Wellness center Nap York opened earlier this year in midtown with a cafe on its ground floor and places to nap and meditate on its other three. The cafe, which draws a mix of nappers, yogis and commuters, serves a menu of smoothies, pressed juices, avocado toast and more, designed with recipe developer Clare Langan, with a “focus on wellness,” says Stacy Veloric, Nap York’s director of marketing. Popular offerings so far include its pineapple smoothie, acai bowls and vegan and gluten-free cookies, with some new additions planned.

“We want to really focus on providing our customers with healthy and delicious menu options,” Veloric says. “[We] are hoping to add more specialized items that focus on different ways of clean eating like vegan, paleo, raw, etc.”

Some health clubs have partnered with existing restaurants for food offerings.

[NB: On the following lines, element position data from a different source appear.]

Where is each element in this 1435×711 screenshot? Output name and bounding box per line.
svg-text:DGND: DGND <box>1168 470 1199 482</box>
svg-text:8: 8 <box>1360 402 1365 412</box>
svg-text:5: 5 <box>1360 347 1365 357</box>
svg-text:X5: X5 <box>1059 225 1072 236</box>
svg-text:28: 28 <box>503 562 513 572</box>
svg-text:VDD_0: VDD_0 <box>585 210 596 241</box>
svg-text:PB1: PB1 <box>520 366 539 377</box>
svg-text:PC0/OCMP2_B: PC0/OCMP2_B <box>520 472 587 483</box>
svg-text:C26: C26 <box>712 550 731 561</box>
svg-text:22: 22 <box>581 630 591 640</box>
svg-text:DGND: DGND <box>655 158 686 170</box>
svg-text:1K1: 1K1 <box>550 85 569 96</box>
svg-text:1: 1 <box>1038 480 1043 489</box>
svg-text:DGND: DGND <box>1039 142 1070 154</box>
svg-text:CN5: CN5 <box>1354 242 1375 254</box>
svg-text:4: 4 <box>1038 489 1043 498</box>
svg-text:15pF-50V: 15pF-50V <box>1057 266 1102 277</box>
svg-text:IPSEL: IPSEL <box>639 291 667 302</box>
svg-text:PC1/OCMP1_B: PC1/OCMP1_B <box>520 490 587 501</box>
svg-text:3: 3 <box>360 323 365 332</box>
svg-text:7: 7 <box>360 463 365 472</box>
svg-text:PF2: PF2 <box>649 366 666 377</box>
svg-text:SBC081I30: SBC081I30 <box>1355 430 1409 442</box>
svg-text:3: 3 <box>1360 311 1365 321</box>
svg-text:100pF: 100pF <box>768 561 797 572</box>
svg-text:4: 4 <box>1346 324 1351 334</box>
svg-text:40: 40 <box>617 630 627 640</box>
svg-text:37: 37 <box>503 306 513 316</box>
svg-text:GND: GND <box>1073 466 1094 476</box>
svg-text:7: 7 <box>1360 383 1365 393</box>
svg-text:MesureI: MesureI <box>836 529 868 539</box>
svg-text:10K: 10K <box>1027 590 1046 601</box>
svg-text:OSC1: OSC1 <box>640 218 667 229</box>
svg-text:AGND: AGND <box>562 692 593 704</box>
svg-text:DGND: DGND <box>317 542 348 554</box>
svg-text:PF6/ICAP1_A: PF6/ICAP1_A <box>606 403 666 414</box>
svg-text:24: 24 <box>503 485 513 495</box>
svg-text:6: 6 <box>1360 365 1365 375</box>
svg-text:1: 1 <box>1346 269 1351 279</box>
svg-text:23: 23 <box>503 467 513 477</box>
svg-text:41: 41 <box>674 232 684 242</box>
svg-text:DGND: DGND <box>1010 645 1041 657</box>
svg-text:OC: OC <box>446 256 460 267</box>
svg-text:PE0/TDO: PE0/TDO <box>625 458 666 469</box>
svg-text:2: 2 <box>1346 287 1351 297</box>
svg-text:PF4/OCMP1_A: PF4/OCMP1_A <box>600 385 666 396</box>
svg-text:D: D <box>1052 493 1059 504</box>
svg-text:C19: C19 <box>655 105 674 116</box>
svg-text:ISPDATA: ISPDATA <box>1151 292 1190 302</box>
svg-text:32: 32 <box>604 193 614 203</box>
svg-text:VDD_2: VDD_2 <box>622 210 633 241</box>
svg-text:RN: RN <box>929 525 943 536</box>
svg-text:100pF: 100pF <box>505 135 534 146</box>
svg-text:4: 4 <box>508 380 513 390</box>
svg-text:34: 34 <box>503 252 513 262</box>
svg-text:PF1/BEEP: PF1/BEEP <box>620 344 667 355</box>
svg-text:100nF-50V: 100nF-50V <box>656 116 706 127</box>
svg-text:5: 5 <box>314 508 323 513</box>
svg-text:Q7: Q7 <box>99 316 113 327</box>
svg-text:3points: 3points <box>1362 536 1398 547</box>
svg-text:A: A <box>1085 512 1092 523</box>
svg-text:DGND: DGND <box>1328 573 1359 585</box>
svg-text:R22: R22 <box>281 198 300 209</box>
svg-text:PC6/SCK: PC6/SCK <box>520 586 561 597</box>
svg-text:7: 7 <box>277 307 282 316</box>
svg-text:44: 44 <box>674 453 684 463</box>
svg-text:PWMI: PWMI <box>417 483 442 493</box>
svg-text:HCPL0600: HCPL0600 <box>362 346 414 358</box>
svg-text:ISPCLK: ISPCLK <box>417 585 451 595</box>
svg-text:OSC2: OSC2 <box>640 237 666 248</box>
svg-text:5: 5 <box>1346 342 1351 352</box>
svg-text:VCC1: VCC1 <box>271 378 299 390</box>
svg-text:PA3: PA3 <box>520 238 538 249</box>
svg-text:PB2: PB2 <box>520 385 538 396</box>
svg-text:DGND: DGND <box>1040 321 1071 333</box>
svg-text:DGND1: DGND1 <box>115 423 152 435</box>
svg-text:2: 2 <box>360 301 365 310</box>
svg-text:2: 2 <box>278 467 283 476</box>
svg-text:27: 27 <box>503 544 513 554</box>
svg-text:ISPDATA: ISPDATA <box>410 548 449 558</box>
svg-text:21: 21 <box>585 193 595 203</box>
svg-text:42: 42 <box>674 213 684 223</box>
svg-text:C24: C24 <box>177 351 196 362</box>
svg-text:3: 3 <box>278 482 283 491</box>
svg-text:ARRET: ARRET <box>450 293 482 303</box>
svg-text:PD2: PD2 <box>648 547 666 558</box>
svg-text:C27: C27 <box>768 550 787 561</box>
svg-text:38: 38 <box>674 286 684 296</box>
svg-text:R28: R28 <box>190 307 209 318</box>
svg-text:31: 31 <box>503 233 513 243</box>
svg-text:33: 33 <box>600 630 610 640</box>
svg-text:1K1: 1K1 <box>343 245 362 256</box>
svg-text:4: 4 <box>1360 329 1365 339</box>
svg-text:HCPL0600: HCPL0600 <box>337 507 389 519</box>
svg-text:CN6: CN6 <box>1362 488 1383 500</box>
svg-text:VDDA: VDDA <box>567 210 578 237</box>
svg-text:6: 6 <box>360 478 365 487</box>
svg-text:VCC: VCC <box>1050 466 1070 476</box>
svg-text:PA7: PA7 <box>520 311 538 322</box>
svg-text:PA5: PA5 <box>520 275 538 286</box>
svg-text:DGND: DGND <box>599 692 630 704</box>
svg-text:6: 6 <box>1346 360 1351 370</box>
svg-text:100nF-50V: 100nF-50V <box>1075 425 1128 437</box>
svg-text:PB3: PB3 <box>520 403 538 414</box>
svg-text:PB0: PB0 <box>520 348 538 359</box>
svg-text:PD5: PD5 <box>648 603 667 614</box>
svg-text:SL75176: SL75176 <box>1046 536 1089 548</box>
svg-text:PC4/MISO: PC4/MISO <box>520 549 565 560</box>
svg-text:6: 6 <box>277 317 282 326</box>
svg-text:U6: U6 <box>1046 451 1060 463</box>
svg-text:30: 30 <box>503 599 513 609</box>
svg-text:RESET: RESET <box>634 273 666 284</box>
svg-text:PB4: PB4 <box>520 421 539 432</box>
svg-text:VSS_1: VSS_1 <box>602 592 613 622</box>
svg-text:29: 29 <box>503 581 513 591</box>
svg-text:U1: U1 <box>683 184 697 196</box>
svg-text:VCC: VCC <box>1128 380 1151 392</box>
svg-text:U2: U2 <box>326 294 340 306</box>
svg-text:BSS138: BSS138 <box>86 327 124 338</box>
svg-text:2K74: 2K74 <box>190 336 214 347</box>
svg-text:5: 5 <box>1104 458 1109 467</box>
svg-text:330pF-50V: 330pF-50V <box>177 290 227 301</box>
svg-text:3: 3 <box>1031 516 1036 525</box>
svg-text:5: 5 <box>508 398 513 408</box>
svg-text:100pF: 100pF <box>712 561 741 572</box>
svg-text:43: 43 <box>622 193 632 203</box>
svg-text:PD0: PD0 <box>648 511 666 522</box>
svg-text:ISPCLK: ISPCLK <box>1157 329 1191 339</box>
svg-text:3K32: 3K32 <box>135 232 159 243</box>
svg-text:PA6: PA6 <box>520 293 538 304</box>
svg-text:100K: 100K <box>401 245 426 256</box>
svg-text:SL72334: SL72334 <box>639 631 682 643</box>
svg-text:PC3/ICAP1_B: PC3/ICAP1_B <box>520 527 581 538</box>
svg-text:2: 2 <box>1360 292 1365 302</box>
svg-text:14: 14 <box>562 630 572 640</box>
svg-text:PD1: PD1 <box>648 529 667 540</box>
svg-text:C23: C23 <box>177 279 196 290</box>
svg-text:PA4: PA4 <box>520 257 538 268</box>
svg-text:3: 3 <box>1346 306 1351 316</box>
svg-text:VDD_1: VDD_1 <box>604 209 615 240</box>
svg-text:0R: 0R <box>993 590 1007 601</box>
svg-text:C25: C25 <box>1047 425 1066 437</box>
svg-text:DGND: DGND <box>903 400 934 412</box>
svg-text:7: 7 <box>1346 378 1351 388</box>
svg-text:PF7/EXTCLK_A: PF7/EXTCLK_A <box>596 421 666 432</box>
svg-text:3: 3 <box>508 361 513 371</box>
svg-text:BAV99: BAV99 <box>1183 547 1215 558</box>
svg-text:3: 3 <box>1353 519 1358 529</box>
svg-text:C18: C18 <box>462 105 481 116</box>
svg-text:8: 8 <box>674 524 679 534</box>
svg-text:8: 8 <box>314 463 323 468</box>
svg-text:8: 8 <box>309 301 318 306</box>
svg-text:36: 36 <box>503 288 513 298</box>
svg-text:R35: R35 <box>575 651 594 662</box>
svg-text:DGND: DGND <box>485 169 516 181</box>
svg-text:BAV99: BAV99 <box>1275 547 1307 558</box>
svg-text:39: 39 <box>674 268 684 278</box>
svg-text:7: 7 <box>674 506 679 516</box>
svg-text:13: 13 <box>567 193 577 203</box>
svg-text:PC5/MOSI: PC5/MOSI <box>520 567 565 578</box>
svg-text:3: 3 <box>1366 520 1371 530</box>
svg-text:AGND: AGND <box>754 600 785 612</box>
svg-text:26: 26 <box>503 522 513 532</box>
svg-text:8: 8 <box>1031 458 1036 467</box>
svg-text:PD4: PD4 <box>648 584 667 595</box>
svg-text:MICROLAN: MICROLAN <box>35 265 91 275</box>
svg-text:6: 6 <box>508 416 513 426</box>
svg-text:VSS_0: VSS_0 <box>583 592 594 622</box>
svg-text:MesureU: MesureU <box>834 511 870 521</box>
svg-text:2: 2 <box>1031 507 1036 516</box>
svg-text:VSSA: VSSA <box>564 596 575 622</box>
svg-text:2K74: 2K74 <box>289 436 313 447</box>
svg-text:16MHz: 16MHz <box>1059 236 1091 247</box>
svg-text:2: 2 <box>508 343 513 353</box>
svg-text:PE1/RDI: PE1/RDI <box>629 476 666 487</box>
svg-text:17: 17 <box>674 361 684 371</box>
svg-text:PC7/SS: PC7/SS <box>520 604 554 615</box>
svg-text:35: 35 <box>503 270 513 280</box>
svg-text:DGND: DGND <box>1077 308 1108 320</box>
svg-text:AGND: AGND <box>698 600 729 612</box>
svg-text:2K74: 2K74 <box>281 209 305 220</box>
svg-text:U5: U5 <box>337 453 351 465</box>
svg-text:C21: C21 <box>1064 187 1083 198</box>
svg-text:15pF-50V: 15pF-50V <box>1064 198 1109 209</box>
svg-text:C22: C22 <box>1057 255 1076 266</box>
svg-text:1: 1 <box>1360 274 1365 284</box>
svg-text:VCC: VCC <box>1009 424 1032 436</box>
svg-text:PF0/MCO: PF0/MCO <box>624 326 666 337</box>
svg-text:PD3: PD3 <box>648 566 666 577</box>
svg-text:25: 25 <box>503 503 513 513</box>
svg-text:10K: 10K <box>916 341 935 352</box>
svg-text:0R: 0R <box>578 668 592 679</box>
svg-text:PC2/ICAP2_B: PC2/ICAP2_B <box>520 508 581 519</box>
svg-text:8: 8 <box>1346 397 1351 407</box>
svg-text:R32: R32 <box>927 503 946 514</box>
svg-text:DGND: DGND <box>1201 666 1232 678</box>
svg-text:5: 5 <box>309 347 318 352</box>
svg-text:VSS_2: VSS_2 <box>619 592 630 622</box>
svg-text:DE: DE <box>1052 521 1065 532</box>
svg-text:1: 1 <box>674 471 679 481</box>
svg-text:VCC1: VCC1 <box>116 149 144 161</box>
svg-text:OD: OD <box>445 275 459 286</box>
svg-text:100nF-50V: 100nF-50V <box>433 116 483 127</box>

Last year, Equinox Sports Club on the Upper West Side briefly brought in trendy farm-to-table eatery The Fat Radish to cater its cafe. And last month, Chelsea Piers Fitness debuted a cafe helmed by health-focused chain fresh&co, with a menu of smoothies, grain bowls, salads and grab-and-go sandwiches. When Chelsea Piers Fitness’ second location opens next month in Downtown Brooklyn, it will also have a fresh&co — the chain’s first in Brooklyn.